L'Espagne a comme à son habitude monopolisé le ballon mais les individualités bleues sont totalement passées à côté de cet immense rendez-vous, surtout Ousmane Dembélé, transparent et dont la prestation a été indigne d'un Ballon d'Or, et Michael Olise, incapable de trouver la moindre ouverture. Fautes techniques, transmissions ratées, le joueur du Bayern Munich n'a pas réussi grand chose, il est vrai guère aidé par Adrien Rabiot qui a symbolisé la faillite du milieu de terrain.

Mbappé impuissant 

Le capitaine Kylian Mbappé s'est lui démené mais après avoir été le fer de lance de l'équipe de France avec ses huit buts, il pouvait difficilement faire la différence sans l'aide de ses compères face à une telle équipe d'Espagne. L'attaquant du Real Madrid se savait attendu contre son pays d'adoption mais il a été complètement muselé et ne s'offrira pas de deuxième couronne mondiale après celle de 2018.

Sa première grosse occasion n'est intervenue qu'à la 65e minute mais le "crack" de Bondy est tombé sur un Unai Simon vigilant dans la cage. Il a eu dans la foulée une autre belle opportunité, également détournée en corner (67e).

La sortie sur blessure dès la 30e minute du défenseur William Saliba, remplacé par Maxence Lacroix, n'a pas non plus aidé les hommes de Deschamps.
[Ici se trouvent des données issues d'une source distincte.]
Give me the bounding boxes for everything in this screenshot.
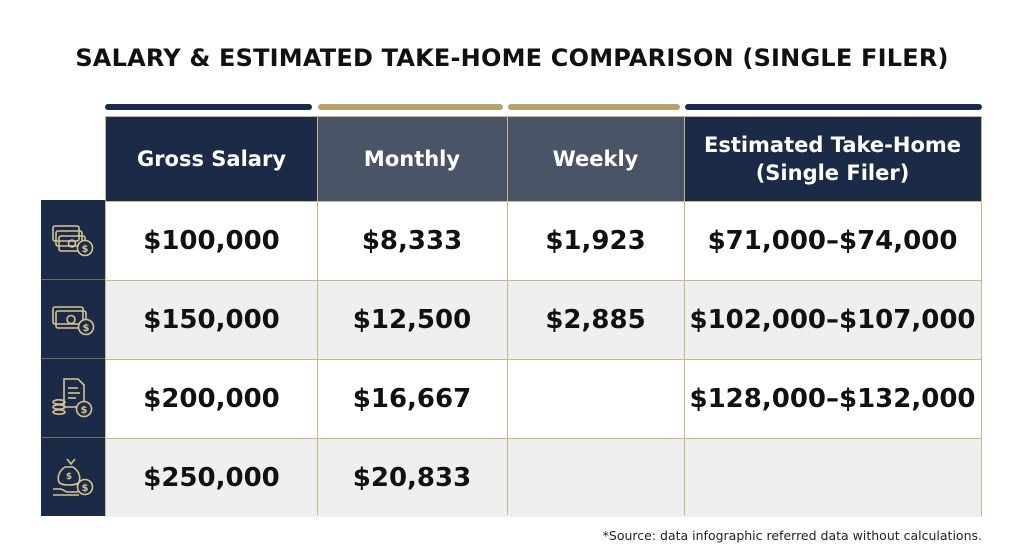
row-divider [106, 201, 981, 202]
accent-bar-weekly [508, 104, 680, 110]
header-takehome-line1: Estimated Take-Home [703, 133, 962, 157]
cell-gross: $100,000 [143, 225, 280, 256]
header-gross-label: Gross Salary [136, 147, 287, 171]
cell-weekly [507, 438, 684, 517]
column-divider [507, 117, 508, 515]
column-divider [684, 117, 685, 515]
row-divider [106, 359, 981, 360]
cell-monthly: $12,500 [352, 304, 472, 335]
header-gross-salary: Gross Salary [106, 117, 317, 201]
table-row: $250,000 $20,833 [106, 438, 981, 517]
header-weekly: Weekly [507, 117, 684, 201]
banknotes-dollar-icon: $ [41, 279, 105, 358]
svg-text:$: $ [66, 472, 72, 482]
svg-text:$: $ [83, 323, 90, 334]
cash-stack-dollar-icon: $ [41, 200, 105, 279]
source-footnote: *Source: data infographic referred data … [602, 528, 982, 543]
cell-monthly: $20,833 [352, 462, 472, 493]
icon-column: $ $ $ $ [41, 200, 105, 516]
svg-text:$: $ [82, 483, 89, 494]
cell-gross: $200,000 [143, 383, 280, 414]
cell-takehome: $102,000–$107,000 [689, 304, 976, 335]
salary-table: Gross Salary Monthly Weekly Estimated Ta… [105, 116, 982, 517]
document-coins-icon: $ [41, 358, 105, 437]
column-divider [317, 117, 318, 515]
header-monthly: Monthly [317, 117, 507, 201]
table-row: $200,000 $16,667 $128,000–$132,000 [106, 359, 981, 438]
table-row: $100,000 $8,333 $1,923 $71,000–$74,000 [106, 201, 981, 280]
svg-text:$: $ [82, 244, 89, 255]
money-bag-hand-icon: $ $ [41, 437, 105, 516]
cell-takehome: $128,000–$132,000 [689, 383, 976, 414]
accent-bar-gross [105, 104, 312, 110]
header-monthly-label: Monthly [363, 147, 461, 171]
svg-text:$: $ [81, 405, 88, 416]
cell-weekly [507, 359, 684, 438]
cell-gross: $150,000 [143, 304, 280, 335]
header-takehome-line2: (Single Filer) [755, 161, 910, 185]
row-divider [106, 438, 981, 439]
cell-weekly: $2,885 [545, 304, 646, 335]
cell-takehome: $71,000–$74,000 [707, 225, 958, 256]
header-weekly-label: Weekly [552, 147, 639, 171]
cell-gross: $250,000 [143, 462, 280, 493]
accent-bar-monthly [318, 104, 503, 110]
row-divider [106, 280, 981, 281]
accent-bar-takehome [685, 104, 982, 110]
cell-weekly: $1,923 [545, 225, 646, 256]
cell-monthly: $16,667 [352, 383, 472, 414]
page-title: SALARY & ESTIMATED TAKE-HOME COMPARISON … [75, 44, 949, 72]
cell-monthly: $8,333 [361, 225, 463, 256]
table-row: $150,000 $12,500 $2,885 $102,000–$107,00… [106, 280, 981, 359]
header-takehome: Estimated Take-Home (Single Filer) [684, 117, 981, 201]
cell-takehome [684, 438, 981, 517]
Aurélien Tchouaméni, de retour après avoir manqué les deux dernières rencontres pour cause de soucis aux adducteurs, a lui été très loin de son meilleur niveau.

Le comble pour la France c'est que Lamine Yamal, considéré comme la principale menace espagnole et bourreau des Bleus en 2024 et 2025, ne s'est montré à son avantage qu'à de très rares exceptions, à l'image de sa Coupe du monde. Il a certes été à l'origine du penalty mais ne s'est pas souvent mis en valeur.

Qu'importe pour l'astre du Barça. A tout juste 19 ans, il va découvrir pour la première fois une finale de Coupe du monde, deux ans après avoir remporté l'Euro. Un écrin à la mesure de son talent.